Aber wir begegnen Menschen, die all dies hinter sich lassen wollen. Das Leben hier war niemals weg, es wurde mit furchtbaren Mitteln unterdrückt, jetzt kommt es zurück.  

Gerade in unseren Projekten spüre ich den Mut und die Hoffnung, die auch unsere Arbeit auszeichnet: Wir haben mit vielen jüngeren Kolleg*innen gesprochen, mit Hebammen, Elektrikern, Cleanern, der Assistenz der Projektkoordinatorin, mit Ärzt*innen und Logistikern. 
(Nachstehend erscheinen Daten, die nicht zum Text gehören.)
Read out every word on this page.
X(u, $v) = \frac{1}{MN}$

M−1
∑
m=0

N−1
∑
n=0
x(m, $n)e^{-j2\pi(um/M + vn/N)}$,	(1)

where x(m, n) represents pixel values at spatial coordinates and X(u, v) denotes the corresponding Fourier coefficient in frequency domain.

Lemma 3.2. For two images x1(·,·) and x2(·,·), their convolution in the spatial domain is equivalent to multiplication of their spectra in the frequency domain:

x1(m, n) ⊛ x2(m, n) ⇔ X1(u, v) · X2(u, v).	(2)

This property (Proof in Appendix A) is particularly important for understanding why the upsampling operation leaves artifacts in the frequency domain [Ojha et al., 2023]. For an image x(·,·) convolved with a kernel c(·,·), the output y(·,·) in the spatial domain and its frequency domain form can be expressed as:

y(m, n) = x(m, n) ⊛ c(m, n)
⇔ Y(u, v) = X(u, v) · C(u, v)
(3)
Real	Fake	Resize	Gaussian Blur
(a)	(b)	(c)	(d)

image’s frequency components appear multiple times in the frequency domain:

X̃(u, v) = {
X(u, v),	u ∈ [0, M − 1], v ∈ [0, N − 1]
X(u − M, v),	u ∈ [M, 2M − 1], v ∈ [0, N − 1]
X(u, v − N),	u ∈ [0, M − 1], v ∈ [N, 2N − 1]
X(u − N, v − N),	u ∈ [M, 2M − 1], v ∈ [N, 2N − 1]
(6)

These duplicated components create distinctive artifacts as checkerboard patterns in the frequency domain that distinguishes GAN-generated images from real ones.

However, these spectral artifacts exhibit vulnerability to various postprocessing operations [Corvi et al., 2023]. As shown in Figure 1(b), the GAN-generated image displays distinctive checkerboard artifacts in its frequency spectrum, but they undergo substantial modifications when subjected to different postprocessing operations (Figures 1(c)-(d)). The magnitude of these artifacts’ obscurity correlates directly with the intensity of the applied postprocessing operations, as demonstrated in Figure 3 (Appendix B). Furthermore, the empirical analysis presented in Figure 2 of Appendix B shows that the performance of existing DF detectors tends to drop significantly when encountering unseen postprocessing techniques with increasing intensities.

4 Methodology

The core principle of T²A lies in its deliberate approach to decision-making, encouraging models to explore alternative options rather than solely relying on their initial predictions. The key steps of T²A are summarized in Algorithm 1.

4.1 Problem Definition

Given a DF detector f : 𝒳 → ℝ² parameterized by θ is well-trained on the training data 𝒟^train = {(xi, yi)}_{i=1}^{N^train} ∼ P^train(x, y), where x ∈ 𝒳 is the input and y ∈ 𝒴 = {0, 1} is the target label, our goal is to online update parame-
Die Menschen, mit denen wir sprechen, beantworten unsere Fragen mit großer Offenheit, was mich sehr beeindruckt. Und trotz ihrer Erlebnisse spüre ich in jedem und jeder Stärke und Lust auf Zukunft. Sie alle sind in Mossul groß geworden und wollen Mossul wieder zu einem Ort machen, der ihnen all das bietet, was sie sich für ihr Leben wünschen. 


Aus ihrer Arbeit bei Ärzte ohne Grenzen ziehen viele Motivation, sie gibt ihnen Inspiration, Perspektiven und Hoffnung, dass es anders werden kann. Ich bin stolz zusammen mit diesen Menschen für unsere Organisation arbeiten zu dürfen.